Et quelle attitude adopteront les assureurs à l’avenir quand on apprend que les catastrophes naturelles et désastres causés par l’homme ont généré des pertes économiques de 44 milliards de dollars (39,7 milliards d’euros) au premier semestre 2019 dans le monde, selon une étude préliminaire du réassureur suisse Swiss Re. Pour pouvoir y répondre, il faut mettre sur la table les inévitables questions de la rentabilité future de la filière et le rendez-vous des futures négociations européennes qui devront décider de la reconduction, ou pas, des subventions à la banane et la canne. Déjà on note que la subvention européenne du Programme d’Options Spécifiques à l’Eloignement et à l’Insularité (POSEI) a diminué pour les cultures maraîchères.

Tout cela est bien inquiétant, car du côté de la filière canne-sucre , le principal problème soulevé est justement celui de la compétitivité.

Or, l’Union européenne s’intègre chaque jour davantage dans la mondialisation des échanges commerciaux. Elle doit s’adapter aux règles de l’Organisation mondiale du commerce (OMC). Celle-ci exige de plus en plus la suppression des quotas, des prix garantis et des aides publiques. C’est le règne absolu du régime de libéralisme économique et la victoire du libre échange.
La banane et le sucre qui sont produit à la Guadeloupe et à la Martinique ont en effet un coût de production plus élevé que le sucre de betterave d’Europe. Le sucre Antillais est aussi plus cher que le sucre roux de canne venus d’Amérique latine, d’Afrique ou d’Asie. Cela pose le problème du débouché pour la production .

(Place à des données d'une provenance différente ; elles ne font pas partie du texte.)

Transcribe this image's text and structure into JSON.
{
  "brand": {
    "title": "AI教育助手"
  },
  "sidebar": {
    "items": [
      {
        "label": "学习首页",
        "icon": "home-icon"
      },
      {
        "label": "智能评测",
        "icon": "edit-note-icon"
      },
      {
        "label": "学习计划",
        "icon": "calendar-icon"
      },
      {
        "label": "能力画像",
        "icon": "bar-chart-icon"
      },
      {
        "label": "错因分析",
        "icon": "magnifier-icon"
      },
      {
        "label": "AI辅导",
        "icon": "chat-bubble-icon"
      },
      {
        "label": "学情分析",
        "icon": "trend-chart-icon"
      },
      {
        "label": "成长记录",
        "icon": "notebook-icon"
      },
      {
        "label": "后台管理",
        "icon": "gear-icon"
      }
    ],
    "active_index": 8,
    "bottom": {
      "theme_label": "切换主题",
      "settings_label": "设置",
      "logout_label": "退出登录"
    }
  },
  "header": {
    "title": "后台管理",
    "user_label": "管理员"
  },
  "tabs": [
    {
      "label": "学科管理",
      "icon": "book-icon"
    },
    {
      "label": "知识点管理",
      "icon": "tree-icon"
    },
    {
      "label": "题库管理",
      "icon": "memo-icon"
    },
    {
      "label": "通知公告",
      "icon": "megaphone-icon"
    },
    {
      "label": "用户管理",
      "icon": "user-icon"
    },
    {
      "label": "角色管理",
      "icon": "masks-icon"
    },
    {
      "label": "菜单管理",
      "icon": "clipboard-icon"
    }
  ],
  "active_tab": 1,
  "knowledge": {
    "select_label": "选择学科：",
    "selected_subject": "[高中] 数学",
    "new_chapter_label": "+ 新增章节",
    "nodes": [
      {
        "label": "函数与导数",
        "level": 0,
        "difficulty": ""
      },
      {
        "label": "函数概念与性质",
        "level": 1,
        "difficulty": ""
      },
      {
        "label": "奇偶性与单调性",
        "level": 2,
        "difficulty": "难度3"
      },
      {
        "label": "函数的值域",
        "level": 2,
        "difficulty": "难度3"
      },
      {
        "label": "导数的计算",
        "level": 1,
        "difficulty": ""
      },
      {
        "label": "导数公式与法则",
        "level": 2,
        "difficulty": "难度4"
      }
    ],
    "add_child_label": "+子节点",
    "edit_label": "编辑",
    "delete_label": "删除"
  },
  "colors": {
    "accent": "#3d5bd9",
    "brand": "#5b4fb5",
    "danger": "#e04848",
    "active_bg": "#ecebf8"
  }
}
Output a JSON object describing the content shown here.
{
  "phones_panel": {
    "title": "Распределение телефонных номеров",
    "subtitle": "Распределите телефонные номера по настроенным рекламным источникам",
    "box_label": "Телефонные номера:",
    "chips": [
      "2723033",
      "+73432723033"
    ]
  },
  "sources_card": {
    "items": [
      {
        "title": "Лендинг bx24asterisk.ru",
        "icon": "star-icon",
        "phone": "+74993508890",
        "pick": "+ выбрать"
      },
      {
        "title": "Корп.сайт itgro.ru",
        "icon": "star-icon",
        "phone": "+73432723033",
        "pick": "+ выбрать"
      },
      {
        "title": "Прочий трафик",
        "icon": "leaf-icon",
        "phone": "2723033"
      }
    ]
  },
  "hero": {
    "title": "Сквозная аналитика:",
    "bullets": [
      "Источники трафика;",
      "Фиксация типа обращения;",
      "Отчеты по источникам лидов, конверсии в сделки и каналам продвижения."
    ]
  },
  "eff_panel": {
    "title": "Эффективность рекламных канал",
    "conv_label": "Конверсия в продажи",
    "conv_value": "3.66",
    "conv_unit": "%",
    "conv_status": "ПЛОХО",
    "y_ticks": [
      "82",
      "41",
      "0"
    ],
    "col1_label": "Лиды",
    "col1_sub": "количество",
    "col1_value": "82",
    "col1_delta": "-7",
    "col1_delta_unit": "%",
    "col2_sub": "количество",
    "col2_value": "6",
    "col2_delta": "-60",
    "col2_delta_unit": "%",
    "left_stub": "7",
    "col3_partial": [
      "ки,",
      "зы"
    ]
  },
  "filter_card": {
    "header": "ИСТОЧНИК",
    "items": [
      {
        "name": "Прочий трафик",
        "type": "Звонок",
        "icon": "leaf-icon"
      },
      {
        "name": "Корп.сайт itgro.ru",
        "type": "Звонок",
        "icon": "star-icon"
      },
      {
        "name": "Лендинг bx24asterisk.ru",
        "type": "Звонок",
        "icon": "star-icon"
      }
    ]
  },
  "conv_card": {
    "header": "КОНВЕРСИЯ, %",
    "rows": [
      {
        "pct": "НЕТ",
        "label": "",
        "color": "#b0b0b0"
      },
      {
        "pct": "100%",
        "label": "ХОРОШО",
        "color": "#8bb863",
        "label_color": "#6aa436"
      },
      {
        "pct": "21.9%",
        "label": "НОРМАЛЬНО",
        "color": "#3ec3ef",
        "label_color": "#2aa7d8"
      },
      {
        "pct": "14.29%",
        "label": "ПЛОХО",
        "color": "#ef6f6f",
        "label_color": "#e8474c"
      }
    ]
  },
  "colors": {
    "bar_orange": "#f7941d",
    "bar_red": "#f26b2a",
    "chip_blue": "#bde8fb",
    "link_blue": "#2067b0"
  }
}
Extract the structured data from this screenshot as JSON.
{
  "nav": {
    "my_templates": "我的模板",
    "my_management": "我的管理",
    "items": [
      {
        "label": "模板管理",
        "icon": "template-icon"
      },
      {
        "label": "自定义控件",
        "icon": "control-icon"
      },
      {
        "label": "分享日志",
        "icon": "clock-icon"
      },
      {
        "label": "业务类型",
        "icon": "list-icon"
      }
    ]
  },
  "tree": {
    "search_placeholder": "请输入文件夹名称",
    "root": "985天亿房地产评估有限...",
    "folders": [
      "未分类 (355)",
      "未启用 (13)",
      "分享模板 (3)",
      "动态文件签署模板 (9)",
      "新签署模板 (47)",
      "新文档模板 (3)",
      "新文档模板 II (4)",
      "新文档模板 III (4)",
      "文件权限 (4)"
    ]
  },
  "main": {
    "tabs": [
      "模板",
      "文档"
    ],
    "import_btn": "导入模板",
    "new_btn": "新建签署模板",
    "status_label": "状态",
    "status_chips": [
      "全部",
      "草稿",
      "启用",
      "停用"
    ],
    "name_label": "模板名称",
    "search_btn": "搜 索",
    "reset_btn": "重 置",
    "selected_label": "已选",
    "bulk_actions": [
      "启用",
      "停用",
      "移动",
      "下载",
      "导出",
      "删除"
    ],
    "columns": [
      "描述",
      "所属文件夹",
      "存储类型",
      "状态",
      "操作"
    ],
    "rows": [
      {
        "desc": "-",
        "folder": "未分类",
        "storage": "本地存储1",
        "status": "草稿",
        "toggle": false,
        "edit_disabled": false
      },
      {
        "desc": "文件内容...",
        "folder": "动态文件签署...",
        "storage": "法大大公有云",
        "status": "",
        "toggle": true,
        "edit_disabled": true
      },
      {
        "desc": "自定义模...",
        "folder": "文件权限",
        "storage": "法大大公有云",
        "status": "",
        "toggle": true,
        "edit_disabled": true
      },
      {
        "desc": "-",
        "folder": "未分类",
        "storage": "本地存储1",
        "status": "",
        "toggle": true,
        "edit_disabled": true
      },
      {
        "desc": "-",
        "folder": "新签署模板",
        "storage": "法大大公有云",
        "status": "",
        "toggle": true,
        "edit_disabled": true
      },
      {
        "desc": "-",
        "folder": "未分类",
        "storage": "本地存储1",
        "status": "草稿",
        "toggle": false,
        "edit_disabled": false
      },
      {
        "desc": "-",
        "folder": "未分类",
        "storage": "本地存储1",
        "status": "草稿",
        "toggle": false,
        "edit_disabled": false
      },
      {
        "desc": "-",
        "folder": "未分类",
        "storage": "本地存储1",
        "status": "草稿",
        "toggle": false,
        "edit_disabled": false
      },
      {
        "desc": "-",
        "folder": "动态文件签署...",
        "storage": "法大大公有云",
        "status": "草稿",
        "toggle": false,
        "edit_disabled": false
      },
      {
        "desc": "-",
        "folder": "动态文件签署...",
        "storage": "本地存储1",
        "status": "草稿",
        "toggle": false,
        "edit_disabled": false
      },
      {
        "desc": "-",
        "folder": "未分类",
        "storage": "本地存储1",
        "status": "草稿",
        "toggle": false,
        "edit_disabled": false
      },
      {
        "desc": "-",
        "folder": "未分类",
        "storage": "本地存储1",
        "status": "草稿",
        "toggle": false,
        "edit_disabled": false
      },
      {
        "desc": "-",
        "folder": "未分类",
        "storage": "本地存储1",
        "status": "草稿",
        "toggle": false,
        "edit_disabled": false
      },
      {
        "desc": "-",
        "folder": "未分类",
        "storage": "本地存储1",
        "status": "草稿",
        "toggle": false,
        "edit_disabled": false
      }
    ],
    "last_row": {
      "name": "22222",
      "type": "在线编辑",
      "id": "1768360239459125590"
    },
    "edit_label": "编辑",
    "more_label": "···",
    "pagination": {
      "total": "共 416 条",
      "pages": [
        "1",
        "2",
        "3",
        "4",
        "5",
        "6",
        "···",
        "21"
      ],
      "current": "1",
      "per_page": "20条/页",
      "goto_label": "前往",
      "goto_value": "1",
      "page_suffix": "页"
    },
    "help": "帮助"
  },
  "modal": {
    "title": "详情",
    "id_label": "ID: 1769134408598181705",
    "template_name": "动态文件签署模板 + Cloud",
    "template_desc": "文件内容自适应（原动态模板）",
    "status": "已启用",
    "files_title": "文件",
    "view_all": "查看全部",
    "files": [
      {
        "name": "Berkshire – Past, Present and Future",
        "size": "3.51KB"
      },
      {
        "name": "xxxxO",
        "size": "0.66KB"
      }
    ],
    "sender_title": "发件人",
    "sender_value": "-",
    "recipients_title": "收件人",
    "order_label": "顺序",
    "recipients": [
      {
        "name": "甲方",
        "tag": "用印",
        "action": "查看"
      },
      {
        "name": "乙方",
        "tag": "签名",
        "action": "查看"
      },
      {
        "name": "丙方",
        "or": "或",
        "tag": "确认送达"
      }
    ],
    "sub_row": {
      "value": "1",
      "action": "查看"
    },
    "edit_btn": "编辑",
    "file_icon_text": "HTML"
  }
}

Un avenir pour le moins anxiogène pour tous les opérateurs du marché de la banane et du sucre en Martinique et Guadeloupe. Selon la FAO, cette situation est extrêmement inquiétante, car les producteurs Antillais devront baisser leurs coûts pour rester compétitifs à l’échelle mondiale ; ou sinon ils sont voués à disparaître du marché.

Un récent rapport parlementaire s’est penché spécifiquement sur le cas des départements d’outre-mer, annonçant que les secteurs de la banane et de canne à sucre survivront difficilement à la fin du régime de soutien européen.

Aujourd’hui , Il est peu probable que la production agricole en Martinique et en Guadeloupe soit aussi forte et stable à l’avenir .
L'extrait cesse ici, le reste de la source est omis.